Un management fort n'aime pas que l'on remette en cause les calendriers qu'il impose. La pression très vive exercée à partir du haut induit dans l'organisation un mode de gestion de programme par les délais, apeuré, profondément malsain. Il suscite des comportements exagérément optimistes, à tous les niveaux. Chacun minimise les ennuis rencontrés et fait remonter une vision embellie des jalons dont il est responsable.

 

Alors que la gestion de programme consiste précisément à clarifier les conditions de franchissement d'un jalon, pour donner à chaque instant la vision la plus crédible possible de ce qui reste à faire, le management par les délais introduit partout l'opacité. "Tout va bien, circulez, il n'y a rien à voir", jusqu'à ce que l'évidence fasse s'écrouler l'édifice des petites précautions individuelles.

 

Il est normal que le conseil d'administration et les coprésidents n'aient pas été au courant. En violant l'esprit de méthode, on a probablement aussi cassé l'instrument de mesure à tous les niveaux de l'entreprise. Et l'on a fait taire les voix discordantes.

 

Si les coprésidents ont quelque chose à se reprocher, ce n'est pas l'incompétence. Ils ont fait appel aux meilleurs.
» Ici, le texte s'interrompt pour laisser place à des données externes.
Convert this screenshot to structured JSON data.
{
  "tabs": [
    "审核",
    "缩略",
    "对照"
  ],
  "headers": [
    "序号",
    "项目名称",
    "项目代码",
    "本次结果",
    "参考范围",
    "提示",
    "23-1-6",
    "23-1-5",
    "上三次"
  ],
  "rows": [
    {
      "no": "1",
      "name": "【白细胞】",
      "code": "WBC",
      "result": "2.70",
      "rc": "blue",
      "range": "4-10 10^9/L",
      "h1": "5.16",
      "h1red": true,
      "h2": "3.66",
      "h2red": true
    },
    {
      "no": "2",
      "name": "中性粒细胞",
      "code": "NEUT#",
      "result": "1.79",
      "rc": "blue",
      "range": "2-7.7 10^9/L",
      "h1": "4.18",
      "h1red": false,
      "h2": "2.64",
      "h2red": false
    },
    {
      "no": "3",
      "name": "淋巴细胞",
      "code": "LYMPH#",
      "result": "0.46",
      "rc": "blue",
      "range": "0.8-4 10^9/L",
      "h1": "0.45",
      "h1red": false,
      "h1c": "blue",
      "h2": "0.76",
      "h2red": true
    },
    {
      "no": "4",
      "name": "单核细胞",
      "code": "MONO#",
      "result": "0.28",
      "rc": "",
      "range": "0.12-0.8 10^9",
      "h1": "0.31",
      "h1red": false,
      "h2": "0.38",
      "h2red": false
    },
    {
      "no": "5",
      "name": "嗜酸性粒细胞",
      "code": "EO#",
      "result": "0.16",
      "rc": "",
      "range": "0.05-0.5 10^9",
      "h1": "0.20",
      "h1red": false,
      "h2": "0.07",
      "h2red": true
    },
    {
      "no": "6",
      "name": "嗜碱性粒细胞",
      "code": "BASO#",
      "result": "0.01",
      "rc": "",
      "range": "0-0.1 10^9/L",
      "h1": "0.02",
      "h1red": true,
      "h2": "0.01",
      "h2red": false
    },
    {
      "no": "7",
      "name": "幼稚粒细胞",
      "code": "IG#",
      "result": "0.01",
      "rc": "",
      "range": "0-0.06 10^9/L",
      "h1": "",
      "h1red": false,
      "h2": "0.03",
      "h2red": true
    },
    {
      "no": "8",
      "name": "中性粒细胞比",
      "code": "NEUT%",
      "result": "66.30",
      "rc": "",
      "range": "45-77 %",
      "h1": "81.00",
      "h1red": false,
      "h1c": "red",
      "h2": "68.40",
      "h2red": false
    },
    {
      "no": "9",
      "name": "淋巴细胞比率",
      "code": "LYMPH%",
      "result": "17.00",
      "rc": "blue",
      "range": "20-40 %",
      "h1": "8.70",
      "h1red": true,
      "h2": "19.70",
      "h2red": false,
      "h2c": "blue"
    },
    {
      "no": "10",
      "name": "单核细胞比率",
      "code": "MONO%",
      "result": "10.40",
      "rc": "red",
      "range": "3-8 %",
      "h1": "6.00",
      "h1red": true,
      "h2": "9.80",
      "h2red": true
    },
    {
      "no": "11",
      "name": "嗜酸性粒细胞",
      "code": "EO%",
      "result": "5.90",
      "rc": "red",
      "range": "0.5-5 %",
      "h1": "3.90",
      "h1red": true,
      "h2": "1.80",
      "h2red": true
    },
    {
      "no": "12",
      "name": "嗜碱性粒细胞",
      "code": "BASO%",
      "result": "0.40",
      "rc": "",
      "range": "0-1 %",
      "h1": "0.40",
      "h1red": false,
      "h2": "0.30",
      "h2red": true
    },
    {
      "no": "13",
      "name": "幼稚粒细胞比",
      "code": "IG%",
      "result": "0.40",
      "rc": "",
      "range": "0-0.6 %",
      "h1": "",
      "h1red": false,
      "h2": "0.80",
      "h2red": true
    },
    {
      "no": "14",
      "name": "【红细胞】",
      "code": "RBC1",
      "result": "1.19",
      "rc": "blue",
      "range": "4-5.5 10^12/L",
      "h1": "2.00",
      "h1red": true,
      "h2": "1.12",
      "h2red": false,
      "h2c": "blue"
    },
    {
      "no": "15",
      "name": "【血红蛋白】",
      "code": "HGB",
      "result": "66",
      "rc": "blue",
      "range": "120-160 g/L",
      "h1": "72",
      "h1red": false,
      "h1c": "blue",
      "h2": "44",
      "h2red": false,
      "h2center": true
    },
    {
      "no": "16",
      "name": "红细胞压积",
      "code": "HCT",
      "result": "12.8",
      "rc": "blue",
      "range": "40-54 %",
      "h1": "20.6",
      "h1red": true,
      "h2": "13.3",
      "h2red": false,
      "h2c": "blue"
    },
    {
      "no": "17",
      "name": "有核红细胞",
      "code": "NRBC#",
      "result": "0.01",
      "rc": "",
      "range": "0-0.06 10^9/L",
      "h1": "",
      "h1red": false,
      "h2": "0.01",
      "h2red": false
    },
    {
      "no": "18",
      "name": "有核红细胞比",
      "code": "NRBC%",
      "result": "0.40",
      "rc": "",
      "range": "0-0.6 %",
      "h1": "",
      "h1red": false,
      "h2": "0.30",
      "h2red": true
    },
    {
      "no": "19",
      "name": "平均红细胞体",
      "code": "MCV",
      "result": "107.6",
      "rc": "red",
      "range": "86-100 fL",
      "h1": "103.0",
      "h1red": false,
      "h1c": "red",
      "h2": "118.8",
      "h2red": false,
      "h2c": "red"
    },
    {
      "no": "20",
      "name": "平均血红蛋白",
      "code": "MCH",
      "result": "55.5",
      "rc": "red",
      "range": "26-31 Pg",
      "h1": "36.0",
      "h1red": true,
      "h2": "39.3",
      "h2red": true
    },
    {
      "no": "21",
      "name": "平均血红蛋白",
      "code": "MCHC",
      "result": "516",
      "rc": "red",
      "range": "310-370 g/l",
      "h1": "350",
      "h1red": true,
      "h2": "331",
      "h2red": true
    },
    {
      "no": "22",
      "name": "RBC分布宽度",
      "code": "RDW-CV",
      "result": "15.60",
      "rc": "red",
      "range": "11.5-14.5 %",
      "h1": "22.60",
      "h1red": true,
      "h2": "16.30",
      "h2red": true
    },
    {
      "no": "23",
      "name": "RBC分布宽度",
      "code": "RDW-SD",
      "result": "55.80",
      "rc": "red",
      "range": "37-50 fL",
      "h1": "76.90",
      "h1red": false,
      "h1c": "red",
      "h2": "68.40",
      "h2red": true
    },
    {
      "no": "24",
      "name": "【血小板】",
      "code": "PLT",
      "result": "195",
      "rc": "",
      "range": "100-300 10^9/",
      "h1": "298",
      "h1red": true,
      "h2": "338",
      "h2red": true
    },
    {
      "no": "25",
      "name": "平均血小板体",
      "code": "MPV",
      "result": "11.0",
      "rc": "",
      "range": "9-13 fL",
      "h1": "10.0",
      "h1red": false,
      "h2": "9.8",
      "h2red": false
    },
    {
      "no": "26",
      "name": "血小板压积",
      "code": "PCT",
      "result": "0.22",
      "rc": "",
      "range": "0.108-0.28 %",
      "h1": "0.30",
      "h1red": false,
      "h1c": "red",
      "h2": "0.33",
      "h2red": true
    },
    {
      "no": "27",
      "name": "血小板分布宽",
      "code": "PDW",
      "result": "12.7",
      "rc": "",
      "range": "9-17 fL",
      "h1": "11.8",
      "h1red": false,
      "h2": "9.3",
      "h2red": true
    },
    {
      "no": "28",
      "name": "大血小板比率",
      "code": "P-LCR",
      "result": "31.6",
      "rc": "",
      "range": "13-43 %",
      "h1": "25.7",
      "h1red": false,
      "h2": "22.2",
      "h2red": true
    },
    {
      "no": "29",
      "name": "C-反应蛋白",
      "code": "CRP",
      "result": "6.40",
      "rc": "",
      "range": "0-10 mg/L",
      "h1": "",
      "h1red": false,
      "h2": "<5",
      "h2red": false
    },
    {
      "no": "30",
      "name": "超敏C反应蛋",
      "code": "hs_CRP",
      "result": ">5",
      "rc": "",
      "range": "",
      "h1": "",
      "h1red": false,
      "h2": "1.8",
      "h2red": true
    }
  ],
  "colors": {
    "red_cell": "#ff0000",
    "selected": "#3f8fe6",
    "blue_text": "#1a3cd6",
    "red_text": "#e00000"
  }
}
Mais les meilleurs peuvent se tromper quand ils veulent passer en force, contre les principes les plus fondamentaux de la gestion de programme. Comme un automobiliste brillant qui "pour gagner du temps" continuerait à brûler les feux rouges sous prétexte qu'il l'a déjà fait sans incident.

 

Pour s'en tenir à un seul exemple, largement prescrit, la crise du système Socrate de la SNCF en 1993 n'a pas d'autre cause. Beaucoup de grandes entreprises ont cédé à ce syndrome pendant une période de fièvre d'un an ou deux, négligeant toute précaution élémentaire, puis se sont ressaisies en relativement peu de temps, et ont tiré de la crise une expérience salutaire.

 

C'est ce qu'il faut souhaiter à EADS et à Airbus, sans perdre de temps à rechercher des responsabilités.

 

 

Bernard Lorimy, conseil en systèmes d'information, est ancien président de Supélec.